Il prodotto in nostro possesso è l’A25b, trovato disperso su uno scaffale di un rivenditore che non lo degnava nemmeno di tanto credito. Preso e ripulito, attaccato e riportato a nuova vita, il baby Sugden è un apparecchio, nel suo sincero e rigoroso minimalismo, fatto con tutti i crismi della qualità. Il frontalino, ad esempio, nel momento in cui tutti usavano plastica o lamiera piegata, nell’A25b è un bel pezzo di lastra di alluminio da ½ centimetro. La verniciatura, semmai, non è impeccabile, ma quella non suona…. La pianta del cabinet è piuttosto larga e ciò consente al progettista di dividere esattamente in due la superficie interna. La porzione sinistra è per 2/3 coperta da un’unica scheda circuitale sul quale sono montati ordinatamente un numero non esuberante di componenti, tutti di buona qualità (condensatori Rubycon da 10.000µF x2, potenziometro ALPS serie Blue Velvet). Lo stadio phono (MM) è realizzato con due integrati (forse tipo 5534, molto comune in quel tempo tra gli audio designers britannici, la cui sigla è celata da un tocco di vernice nera. Lo stadio di potenza è realizzato a due coppie di MOSFET, resi solidali a due blocchetti alettati. Il trasformatore di alimentazione è scontatamente toroidale, credo del valore di 200VA. La potenza di targa dichiarata dal costruttore è di 34 watt a canale.

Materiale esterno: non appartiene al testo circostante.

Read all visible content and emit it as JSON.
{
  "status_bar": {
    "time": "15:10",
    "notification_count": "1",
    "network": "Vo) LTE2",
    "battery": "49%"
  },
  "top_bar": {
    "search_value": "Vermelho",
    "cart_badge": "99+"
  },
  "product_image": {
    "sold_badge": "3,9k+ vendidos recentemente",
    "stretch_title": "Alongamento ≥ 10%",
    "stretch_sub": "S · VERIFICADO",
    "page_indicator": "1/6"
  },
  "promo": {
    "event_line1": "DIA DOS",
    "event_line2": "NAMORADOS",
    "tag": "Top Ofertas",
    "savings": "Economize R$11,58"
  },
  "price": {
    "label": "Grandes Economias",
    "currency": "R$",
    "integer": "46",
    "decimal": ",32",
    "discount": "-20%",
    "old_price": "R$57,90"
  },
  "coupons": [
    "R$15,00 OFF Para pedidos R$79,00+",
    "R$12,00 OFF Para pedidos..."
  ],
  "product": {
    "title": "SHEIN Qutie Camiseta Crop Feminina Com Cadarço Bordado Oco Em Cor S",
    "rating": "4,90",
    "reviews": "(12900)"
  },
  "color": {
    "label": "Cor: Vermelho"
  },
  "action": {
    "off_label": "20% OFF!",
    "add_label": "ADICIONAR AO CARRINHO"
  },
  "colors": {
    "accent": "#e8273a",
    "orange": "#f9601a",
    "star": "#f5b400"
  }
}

Foto 6 – I condensatori di filtro sono Rubycon da 10.000 microFarad cadauno
Come suona l’A-25b.
Frequentemente lo collego ad un paio di ProAc Tablette 50 Signature, giradischi Technics SL-1200 mkV modificato con testina Shure M95HE. Lettore CD Marantz SA-KI Pearl Lite. Rispetto ai riferimenti abituali (NAD 3020b e Lavardin IS), l’A25b suona aperto e dinamico, con un ottimo micro contrasto, sound stage piuttosto profondo, ma non particolarmente alto in quota, né articolato sui piani prospettici. Ottima la resa del dettaglio, la proprietà del tono e la stabilità della messa a fuoco. Assolutamente versatile, non sembra privilegiare nessun tipo di genere musicale. Visto ed ascoltato oggi, l’A-25b non ha nulla da invidiare ai suoi contemporanei (estetica a parte e telecomando). Non è particolarmente indulgente e preferisce partners di prima qualità. Se al tempo della sua uscita avesse avuto il background promozionale dell’attuale produzione avrebbe potuto creare qualche problema ai soliti noti (Musical Fidelity, Naim, Audiolab, Mission/Cyrus). In circolazione qualcuno ce n’è; per non più di 200 euro è un affare da non mancare.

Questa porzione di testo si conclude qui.